El hombre salió de su cabeza y se puso a hacer flexiones. Luego, satisfecho por el esfuerzo y notando que los músculos le quemaban todavía un poco, se preparó una limonada imaginaria que no evitaría las molestas agujetas de sus flexiones matutinas imaginarias. Antes de ponerse con lo suyo, le dedicó unos minutos al noticiario de la radio. Todo eran buenas noticias. Las cosas mejoraban. No podía ser de otra forma. Las noticias imaginarias permitían estos desvaríos.
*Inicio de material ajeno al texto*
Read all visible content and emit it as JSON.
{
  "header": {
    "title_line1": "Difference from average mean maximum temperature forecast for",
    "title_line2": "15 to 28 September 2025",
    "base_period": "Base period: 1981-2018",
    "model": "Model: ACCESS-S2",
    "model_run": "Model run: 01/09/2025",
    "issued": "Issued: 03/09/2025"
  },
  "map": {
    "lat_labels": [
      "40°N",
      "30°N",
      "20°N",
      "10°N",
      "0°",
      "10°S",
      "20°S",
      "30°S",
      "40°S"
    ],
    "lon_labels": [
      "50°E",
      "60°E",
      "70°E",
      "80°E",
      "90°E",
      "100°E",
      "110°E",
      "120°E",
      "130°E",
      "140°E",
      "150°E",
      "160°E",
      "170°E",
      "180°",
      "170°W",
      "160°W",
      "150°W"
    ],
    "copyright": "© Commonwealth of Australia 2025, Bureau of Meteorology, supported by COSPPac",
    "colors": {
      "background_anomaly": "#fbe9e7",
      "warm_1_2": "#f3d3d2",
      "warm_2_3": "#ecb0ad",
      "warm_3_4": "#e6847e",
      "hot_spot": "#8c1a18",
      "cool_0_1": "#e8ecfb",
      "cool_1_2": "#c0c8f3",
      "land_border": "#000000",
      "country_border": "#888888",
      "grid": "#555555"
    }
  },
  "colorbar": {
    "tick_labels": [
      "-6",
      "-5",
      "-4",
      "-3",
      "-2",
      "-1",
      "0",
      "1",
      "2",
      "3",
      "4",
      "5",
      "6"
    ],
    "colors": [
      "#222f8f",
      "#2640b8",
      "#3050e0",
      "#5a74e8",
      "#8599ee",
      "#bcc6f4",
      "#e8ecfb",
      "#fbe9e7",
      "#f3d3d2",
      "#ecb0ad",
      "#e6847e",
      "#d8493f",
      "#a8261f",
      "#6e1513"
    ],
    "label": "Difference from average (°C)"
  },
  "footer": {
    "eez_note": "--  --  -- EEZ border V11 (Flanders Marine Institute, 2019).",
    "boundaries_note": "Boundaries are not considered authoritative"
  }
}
El hombre volvió a su cabeza y se dispuso a redactar su informe imaginario. Escribía a mano porque le gustaba ver la evolución de su caligrafía imaginaria. Era un hombre concienzudo que no se permitía extravagancias ni notas a pie de página. Por supuesto, consideraba de mal gusto atender llamadas mientras redactaba su informe. Nada de interferencias imaginarias que pudieran distraerlo de su cometido. Lo primero era lo primero. El hombre terminó su informe y volvió a salir de su cabeza. No le pareció extraño que ya fuese mediodía. El tiempo imaginario permitía aquellos desajustes. El hombre se preparó un colacao imaginario, resolvió el crucigrama dominical y puso un disco imaginario de Arcade Fire que nunca había escuchado antes. Escuchó con atención, aunque no entendía el idioma por falta de una formación adecuada y un desinterés imaginario por los estudios que le hubiese facilitado el ascenso al servicio de mensajería.
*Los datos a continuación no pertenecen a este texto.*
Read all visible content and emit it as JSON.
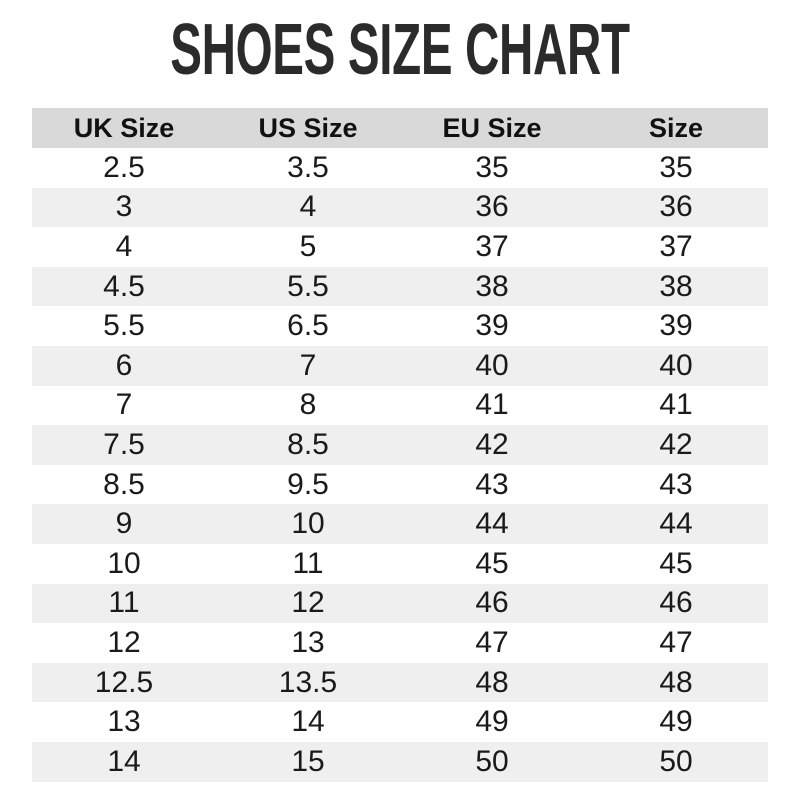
{
  "title": "SHOES SIZE CHART",
  "colors": {
    "title": "#2b2b2b",
    "header_bg": "#d9d9d9",
    "header_text": "#111111",
    "row_alt_bg": "#efefef",
    "text": "#1a1a1a",
    "background": "#ffffff"
  },
  "chart_data": {
    "type": "table",
    "title": "SHOES SIZE CHART",
    "columns": [
      "UK Size",
      "US Size",
      "EU Size",
      "Size"
    ],
    "rows": [
      [
        "2.5",
        "3.5",
        "35",
        "35"
      ],
      [
        "3",
        "4",
        "36",
        "36"
      ],
      [
        "4",
        "5",
        "37",
        "37"
      ],
      [
        "4.5",
        "5.5",
        "38",
        "38"
      ],
      [
        "5.5",
        "6.5",
        "39",
        "39"
      ],
      [
        "6",
        "7",
        "40",
        "40"
      ],
      [
        "7",
        "8",
        "41",
        "41"
      ],
      [
        "7.5",
        "8.5",
        "42",
        "42"
      ],
      [
        "8.5",
        "9.5",
        "43",
        "43"
      ],
      [
        "9",
        "10",
        "44",
        "44"
      ],
      [
        "10",
        "11",
        "45",
        "45"
      ],
      [
        "11",
        "12",
        "46",
        "46"
      ],
      [
        "12",
        "13",
        "47",
        "47"
      ],
      [
        "12.5",
        "13.5",
        "48",
        "48"
      ],
      [
        "13",
        "14",
        "49",
        "49"
      ],
      [
        "14",
        "15",
        "50",
        "50"
      ]
    ],
    "layout": {
      "stripe_pattern": "odd-rows-white-even-rows-gray",
      "grid": false
    }
  }
}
El hombre le entregó el informe imaginario al mensajero imaginario con el que se cruzó cuando estaba llegando a su cabeza. La siesta le esperaba.
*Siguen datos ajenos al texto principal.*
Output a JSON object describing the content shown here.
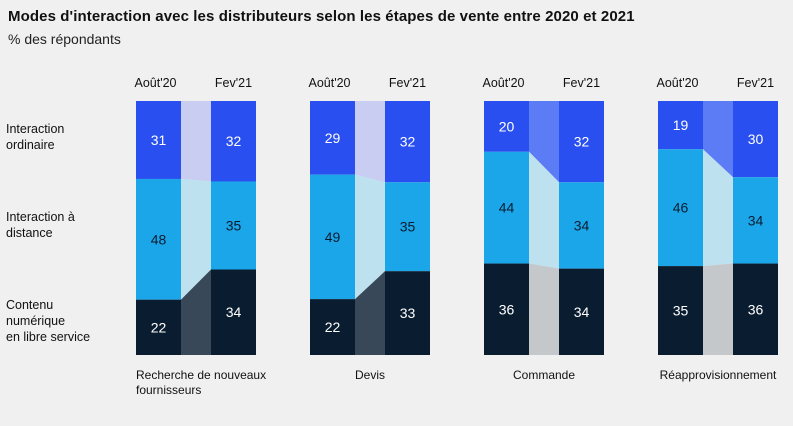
{
  "title": "Modes d'interaction avec les distributeurs selon les étapes de vente entre 2020 et 2021",
  "subtitle": "% des répondants",
  "row_labels": {
    "ordinaire": [
      "Interaction",
      "ordinaire"
    ],
    "distance": [
      "Interaction à",
      "distance"
    ],
    "contenu": [
      "Contenu",
      "numérique",
      "en libre service"
    ]
  },
  "colors": {
    "ordinaire": "#2a4ff0",
    "distance": "#1ba6ea",
    "contenu": "#0a1d30",
    "connector_ordinaire_up": "#5b7cf5",
    "connector_ordinaire_down": "#c9cdf2",
    "connector_distance": "#bde1ef",
    "connector_contenu_up": "#394858",
    "connector_contenu_flat": "#c4c8cb"
  },
  "chart_data": {
    "type": "bar",
    "subtype": "stacked-100-paired",
    "title": "Modes d'interaction avec les distributeurs selon les étapes de vente entre 2020 et 2021",
    "ylabel": "% des répondants",
    "period_labels": [
      "Août'20",
      "Fev'21"
    ],
    "series_order": [
      "ordinaire",
      "distance",
      "contenu"
    ],
    "groups": [
      {
        "name": [
          "Recherche de nouveaux",
          "fournisseurs"
        ],
        "periods": [
          {
            "ordinaire": 31,
            "distance": 48,
            "contenu": 22
          },
          {
            "ordinaire": 32,
            "distance": 35,
            "contenu": 34
          }
        ]
      },
      {
        "name": [
          "Devis"
        ],
        "periods": [
          {
            "ordinaire": 29,
            "distance": 49,
            "contenu": 22
          },
          {
            "ordinaire": 32,
            "distance": 35,
            "contenu": 33
          }
        ]
      },
      {
        "name": [
          "Commande"
        ],
        "periods": [
          {
            "ordinaire": 20,
            "distance": 44,
            "contenu": 36
          },
          {
            "ordinaire": 32,
            "distance": 34,
            "contenu": 34
          }
        ]
      },
      {
        "name": [
          "Réapprovisionnement"
        ],
        "periods": [
          {
            "ordinaire": 19,
            "distance": 46,
            "contenu": 35
          },
          {
            "ordinaire": 30,
            "distance": 34,
            "contenu": 36
          }
        ]
      }
    ]
  }
}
Al despertar, era ya de noche. El hombre salió de su cabeza y se tumbo boca arriba para mirar las estrellas imaginarias y vio que cruzaba el espacio un cohete rojo y amarillo.
Por la mañana, su falta de imaginación rebajó considerablemente la credibilidad de su historia. Hasta su jefe imaginario pensó que se lo inventaba todo. ¡Y un cohete, nada menos!
El hombre nunca más volvió a salir de su cabeza.